Eles começaram uma transa, só que não contava que estava observando tudo, e tinha algo em mente para poder fugir daquele lugar. Enquanto eles estavam distraídos, peguei uma de suas roupas sem que eles percebessem e a vesti, e logo depois eu me retirei. Por sorte, consegui fugir daquele lugar irreconhecivelmente. Precisava de um disfarce, eu tenho a absoluta certeza que se caso eu voltar, ele irá me por novamente num hospício. Andei pela cidade a procura de novos estilos, para ele não me reconhecer de nenhuma forma. Passei em duas lojas até que achei o que eu realmente queria, agora sim, estou pronta para voltar sendo “capataz” só assim ele não recusará em me contratar sua “fazenda”. Precisava passar a noite em algum lugar, então vi uma pequena pensão aberta, não pensei duas vezes, aluguei um quarto, só que dei um documento falsificado, não poderia cometer um erro grave assim de cara.

— Moça, o único quarto “vazio” que nós temos é o 205, a pessoa que utiliza ele quase não aparece, mas paga todo mês, parece que ele está passando as férias aqui, mas mora em Miami. — Disse entregando-me a chave.

— Obrigada, irei passar só alguns dias. — Respondi em direção ao elevador.

Andei em direção ao elevador, e neste momento me esbarrei com um cara que também iria entrar no mesmo elevador.

— Pôde passar, apressadinha. — Riu.

— Engraçado você, estou rindo muito. — Respondi revirando os olhos.

— Você é nova, não é? — Nunca te vi por aqui. — Disse sorridente.

— Sim, precisava de um lugar para ficar, já que me mudei a pouco tempo. — Respondi olhando as horas no relógio.

— Entendi, qual é o seu nome? — Perguntou pegando uma caixa de aliança em seu bolso.  

— Meu nome é....

Nesse momento, o elevador começou a piscar as luzes, e repentinamente o elevador parou, fazendo a gente cair no chão, um em cima do outro.

— Me desculpa. — Disse saindo de cima dele.

— Pelo contrário, a culpa foi toda minha. — Respondeu sorrindo.

— Percebi que estava com uma caixa de aliança na mão, com todo respeito, você irá se casar? — Perguntei observando a pequena caixa em sua mão.
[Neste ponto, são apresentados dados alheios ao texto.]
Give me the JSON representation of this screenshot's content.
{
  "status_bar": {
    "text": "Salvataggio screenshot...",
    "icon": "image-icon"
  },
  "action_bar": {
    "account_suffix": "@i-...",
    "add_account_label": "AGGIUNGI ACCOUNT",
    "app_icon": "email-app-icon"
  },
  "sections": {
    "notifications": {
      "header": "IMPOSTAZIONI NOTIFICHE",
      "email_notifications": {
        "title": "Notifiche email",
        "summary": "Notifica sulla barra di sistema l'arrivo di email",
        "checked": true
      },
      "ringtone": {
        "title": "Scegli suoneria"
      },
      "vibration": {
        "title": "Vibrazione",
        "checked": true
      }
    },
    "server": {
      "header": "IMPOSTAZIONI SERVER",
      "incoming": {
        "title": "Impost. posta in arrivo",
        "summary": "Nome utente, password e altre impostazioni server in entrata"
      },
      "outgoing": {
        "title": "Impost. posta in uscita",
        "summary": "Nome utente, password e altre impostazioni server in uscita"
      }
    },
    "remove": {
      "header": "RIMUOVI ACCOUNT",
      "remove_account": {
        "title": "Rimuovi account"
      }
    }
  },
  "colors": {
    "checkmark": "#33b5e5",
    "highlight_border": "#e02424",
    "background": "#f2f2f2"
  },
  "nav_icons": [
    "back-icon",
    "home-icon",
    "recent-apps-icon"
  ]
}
— Não sei se eu realmente deveria pedi-la em casamento, sinto que ela não é a mulher ideal para mim. — Retrucou enquanto olhava para a caixa com a aliança.

Nós se olhamos profundamente, e estamos perto de se beijarmos, porém, o elevador voltou a funcionar, e de cara ele se encontrou com a mulher dele nos olhando seriamente.

— Eu posso saber o que significa isso? — Perguntou enquanto interrompia o nosso beijo.